Luciens Grund für seine Abwesenheit kurz vor der Hochzeit, fand ich ehrlich gesagt auch etwas zu konstruiert geschildert, doch dafür gefiel mir diesmal auch die zweite Love Story in diesem Roman zwischen Charles und seiner Louisa, da die beiden ebenfalls zwei Sympathieträger sind, die man schnell in sein Leserherz schließen kann.

Weniger gut gefallen hat es mir, dass in diesem Roman unglaublich viele moderne Ausdrücke benutzt werden, wie zum Beispiel das Wort „topaktuell“, (Seite 53) die dafür gesorgt haben, dass ich zwischenzeitlich immer wieder aus der Story herauskatapultiert wurde, weil es mich so sehr gestört hat; auf unzeitgemäße Wörter zu stoßen. Ob es an der Übersetzung liegt, oder ob der Text auch schon im Original so salopp von der Autorin formuliert wurde, kann ich an dieser Stelle leider nicht sagen, da ich das englischsprachige Original bislang nicht gelesen habe.

Man kann sich „Ein unwiderstehliches Angebot“ auch gut ohne Vorwissen zu Gemüte führen, bzw. muss die beiden Vorgängerbände nicht zwingend gelesen haben, um in die Geschichte hineinfinden zu können.
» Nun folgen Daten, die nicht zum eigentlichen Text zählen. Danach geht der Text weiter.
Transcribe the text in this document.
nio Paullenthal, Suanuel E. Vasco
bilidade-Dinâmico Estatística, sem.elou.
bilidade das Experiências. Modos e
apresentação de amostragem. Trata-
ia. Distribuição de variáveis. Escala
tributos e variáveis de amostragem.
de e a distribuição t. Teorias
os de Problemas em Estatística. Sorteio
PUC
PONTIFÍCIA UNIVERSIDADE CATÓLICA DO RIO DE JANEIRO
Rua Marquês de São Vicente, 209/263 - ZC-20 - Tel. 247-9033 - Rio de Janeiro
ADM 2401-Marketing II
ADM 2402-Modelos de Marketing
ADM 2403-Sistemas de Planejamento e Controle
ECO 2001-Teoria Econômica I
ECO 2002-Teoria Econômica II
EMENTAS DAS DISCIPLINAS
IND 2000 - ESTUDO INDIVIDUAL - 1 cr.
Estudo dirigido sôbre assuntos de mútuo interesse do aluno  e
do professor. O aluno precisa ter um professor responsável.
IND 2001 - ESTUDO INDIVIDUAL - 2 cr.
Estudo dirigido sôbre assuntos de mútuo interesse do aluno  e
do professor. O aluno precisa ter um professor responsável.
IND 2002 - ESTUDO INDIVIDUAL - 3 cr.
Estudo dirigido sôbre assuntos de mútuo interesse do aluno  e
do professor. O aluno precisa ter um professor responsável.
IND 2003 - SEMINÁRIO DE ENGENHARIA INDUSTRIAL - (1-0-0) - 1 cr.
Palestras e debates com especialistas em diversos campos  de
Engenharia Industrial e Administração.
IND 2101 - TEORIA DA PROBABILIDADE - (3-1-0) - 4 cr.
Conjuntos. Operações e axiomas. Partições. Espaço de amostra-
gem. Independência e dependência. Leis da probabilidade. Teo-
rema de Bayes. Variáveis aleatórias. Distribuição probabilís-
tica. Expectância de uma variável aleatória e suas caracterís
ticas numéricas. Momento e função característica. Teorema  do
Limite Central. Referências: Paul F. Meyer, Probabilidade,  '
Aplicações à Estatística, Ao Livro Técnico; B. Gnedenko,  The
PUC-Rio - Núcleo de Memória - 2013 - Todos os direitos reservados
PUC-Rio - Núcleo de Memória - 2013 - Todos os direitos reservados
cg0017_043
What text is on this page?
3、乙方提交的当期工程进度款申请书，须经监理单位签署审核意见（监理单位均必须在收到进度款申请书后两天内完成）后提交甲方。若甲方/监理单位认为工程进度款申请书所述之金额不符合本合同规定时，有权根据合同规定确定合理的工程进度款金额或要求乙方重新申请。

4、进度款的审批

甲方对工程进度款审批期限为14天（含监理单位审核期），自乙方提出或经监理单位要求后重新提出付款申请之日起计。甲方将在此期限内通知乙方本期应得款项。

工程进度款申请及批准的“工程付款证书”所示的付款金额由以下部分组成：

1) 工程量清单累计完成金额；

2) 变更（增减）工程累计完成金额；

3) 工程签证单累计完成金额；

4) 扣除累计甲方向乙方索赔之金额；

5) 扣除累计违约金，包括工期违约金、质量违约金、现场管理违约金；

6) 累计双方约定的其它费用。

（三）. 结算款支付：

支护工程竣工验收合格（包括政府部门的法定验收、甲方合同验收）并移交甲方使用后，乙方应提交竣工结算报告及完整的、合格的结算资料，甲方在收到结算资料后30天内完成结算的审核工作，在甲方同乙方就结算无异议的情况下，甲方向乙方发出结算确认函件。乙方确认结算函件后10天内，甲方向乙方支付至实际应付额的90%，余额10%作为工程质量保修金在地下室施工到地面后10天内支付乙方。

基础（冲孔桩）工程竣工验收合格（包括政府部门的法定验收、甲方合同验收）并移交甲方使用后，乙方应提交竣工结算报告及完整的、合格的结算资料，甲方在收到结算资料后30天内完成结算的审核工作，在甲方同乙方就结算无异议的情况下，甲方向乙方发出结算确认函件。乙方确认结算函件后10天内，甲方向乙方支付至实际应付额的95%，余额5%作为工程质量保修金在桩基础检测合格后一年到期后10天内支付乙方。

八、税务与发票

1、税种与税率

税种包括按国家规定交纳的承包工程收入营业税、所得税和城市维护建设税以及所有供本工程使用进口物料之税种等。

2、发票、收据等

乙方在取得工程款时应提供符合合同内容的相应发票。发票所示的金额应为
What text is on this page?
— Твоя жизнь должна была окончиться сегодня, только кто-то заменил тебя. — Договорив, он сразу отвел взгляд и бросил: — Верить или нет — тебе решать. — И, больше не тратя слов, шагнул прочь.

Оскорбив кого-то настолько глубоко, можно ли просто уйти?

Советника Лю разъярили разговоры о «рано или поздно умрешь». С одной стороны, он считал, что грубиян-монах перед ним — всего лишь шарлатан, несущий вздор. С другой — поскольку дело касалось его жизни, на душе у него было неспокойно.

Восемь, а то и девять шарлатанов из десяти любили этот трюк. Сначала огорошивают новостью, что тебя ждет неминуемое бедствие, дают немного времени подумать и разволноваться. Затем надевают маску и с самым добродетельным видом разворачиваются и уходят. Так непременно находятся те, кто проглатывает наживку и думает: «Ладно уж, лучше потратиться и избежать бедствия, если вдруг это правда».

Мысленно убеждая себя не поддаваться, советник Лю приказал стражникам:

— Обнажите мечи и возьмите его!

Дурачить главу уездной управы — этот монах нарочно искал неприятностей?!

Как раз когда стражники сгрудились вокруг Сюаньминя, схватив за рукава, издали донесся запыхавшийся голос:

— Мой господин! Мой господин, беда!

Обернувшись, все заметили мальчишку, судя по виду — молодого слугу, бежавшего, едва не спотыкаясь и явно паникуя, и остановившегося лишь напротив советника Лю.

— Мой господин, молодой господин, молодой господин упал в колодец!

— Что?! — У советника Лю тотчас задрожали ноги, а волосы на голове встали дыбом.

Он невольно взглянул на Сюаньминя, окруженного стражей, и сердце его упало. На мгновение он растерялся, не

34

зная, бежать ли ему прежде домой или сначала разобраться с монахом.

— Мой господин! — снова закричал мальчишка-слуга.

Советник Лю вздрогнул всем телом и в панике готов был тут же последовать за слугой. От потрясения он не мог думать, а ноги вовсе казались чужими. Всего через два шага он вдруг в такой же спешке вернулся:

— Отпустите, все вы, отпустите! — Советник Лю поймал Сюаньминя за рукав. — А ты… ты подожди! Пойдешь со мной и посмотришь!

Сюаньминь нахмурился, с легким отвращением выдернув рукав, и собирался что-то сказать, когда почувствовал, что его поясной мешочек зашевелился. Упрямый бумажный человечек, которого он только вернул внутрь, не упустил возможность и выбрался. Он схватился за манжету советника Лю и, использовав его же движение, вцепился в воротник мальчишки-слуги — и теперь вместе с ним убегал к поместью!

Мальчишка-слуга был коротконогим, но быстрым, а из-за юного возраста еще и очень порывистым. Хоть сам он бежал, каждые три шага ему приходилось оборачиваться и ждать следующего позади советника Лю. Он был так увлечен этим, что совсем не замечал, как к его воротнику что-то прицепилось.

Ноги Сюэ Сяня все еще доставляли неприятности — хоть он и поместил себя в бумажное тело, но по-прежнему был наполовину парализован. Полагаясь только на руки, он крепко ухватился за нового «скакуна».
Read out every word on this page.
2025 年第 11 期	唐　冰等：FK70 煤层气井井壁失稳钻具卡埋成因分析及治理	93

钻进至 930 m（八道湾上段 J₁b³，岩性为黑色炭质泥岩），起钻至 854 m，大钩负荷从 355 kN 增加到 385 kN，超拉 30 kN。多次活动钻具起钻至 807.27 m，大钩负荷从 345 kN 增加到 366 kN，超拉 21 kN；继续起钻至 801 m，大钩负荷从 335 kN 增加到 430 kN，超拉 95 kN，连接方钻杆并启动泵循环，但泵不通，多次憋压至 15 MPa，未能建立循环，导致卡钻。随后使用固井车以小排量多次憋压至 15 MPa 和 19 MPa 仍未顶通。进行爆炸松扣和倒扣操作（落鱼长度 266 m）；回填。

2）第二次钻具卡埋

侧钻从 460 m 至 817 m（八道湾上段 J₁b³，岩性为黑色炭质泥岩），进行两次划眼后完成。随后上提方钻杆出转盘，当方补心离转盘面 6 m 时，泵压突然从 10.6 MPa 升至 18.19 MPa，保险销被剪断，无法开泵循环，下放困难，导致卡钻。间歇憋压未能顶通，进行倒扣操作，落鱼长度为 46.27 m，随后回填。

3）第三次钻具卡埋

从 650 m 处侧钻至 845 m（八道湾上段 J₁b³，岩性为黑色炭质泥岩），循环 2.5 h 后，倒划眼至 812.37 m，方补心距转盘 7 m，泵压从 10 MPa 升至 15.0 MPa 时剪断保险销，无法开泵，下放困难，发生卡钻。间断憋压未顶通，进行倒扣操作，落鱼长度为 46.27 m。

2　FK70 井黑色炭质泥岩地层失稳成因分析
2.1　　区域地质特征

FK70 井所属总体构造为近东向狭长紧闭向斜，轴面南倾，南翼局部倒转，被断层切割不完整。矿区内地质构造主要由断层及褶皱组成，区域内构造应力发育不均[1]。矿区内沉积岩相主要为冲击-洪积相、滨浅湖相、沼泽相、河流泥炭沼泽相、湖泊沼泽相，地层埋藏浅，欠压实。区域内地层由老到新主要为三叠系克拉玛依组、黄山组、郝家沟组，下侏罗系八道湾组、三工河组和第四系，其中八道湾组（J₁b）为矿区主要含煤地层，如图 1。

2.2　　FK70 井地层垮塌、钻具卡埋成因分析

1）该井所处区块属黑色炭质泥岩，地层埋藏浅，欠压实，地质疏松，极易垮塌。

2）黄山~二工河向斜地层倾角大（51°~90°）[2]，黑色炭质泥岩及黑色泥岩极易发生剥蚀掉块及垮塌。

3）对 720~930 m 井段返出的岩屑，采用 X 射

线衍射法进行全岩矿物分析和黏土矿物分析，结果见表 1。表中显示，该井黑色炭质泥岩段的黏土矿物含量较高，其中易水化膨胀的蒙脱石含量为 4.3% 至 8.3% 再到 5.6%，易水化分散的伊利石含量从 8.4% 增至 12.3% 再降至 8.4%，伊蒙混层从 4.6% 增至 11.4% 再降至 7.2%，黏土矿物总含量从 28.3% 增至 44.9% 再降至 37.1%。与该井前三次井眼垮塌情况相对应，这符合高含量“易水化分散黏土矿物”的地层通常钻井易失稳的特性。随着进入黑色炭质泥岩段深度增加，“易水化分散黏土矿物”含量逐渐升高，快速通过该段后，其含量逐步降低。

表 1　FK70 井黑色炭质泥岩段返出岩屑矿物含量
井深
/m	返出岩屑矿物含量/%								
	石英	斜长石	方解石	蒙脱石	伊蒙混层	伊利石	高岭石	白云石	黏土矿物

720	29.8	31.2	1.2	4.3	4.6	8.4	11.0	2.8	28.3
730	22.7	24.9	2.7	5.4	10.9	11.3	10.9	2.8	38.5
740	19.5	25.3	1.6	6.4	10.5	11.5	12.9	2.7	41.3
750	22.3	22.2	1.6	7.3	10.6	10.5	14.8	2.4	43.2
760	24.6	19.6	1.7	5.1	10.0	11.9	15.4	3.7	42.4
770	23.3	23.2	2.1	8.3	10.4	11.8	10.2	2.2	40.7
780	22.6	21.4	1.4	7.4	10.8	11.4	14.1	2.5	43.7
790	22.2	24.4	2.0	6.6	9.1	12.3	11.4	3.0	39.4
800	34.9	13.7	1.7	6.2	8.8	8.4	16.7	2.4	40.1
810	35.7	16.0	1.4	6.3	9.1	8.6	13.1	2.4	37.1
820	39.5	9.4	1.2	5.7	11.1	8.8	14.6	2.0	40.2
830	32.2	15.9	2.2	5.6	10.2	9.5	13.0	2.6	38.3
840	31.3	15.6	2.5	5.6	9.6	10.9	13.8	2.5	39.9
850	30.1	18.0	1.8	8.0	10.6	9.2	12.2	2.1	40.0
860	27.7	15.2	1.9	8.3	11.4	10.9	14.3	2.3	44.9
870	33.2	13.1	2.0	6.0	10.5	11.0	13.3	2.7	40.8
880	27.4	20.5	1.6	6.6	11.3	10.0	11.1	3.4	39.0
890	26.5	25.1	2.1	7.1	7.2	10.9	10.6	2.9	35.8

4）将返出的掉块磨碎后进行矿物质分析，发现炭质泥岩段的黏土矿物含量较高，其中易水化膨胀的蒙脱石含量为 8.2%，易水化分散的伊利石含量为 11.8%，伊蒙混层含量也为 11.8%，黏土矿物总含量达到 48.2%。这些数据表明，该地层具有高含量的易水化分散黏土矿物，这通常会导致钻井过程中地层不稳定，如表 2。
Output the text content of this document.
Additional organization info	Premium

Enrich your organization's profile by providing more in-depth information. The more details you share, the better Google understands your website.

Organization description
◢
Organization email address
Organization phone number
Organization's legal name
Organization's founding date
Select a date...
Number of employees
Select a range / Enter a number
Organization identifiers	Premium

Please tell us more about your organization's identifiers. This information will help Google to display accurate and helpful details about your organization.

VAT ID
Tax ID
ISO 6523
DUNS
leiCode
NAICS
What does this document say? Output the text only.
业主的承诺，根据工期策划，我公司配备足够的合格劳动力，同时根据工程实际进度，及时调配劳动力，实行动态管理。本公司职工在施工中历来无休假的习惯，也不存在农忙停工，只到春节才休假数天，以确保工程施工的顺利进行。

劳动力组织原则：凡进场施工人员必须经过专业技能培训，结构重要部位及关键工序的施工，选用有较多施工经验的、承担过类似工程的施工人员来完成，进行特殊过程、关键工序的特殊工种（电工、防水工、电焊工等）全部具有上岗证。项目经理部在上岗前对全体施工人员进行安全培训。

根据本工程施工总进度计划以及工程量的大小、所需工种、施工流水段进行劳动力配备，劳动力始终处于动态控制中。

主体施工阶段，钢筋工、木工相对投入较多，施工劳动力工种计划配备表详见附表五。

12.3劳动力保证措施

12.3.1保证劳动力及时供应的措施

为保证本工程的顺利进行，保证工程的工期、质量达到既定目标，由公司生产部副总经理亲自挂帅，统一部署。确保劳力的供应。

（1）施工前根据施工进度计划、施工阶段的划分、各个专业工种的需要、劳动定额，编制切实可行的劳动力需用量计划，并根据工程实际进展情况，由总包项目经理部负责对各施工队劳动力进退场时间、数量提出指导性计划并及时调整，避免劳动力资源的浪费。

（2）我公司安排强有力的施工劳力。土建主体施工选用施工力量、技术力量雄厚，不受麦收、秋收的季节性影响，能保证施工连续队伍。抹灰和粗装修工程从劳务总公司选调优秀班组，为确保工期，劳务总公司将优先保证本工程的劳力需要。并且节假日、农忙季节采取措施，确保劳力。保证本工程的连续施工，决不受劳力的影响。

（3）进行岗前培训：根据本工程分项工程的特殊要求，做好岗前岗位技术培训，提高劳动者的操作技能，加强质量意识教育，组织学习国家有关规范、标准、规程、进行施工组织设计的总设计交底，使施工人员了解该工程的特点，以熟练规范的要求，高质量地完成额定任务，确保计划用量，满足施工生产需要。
Kleine Auftritte von Hauptakteuren der ersten beiden Teile wurden von der Autorin berücksichtigt, was für Serienfans sicherlich ein Pluspunkt darstellt.

Abschließend möchte ich sagen, dass ich „Ein unwiderstehliches Angebot“ von Emma Wildes zwar als gewohnt routiniert geschriebene und leichte Lektüre empfand, mir jedoch ein wenig mehr Spannungselemente und etwas mehr Tiefgang hinsichtlich der Romanfiguren gewünscht hätte. Wem der Sinn jedoch nach einem sehr soften und erotischen Historical steht, kann hier beruhigt zugreifen. Mir waren die beiden Love Stories, dagegen, trotz gewisser netter Momente, für eine bessere Bewertung einfach ein wenig zu einfach und beliebig gestrickt.

Kurz gefasst: Etwas durchschnittlich geratener Abschluss der Ladies in Waiting Reihe, der Fans softer und erotischer Historicals dennoch sicherlich zufrieden stellen wird.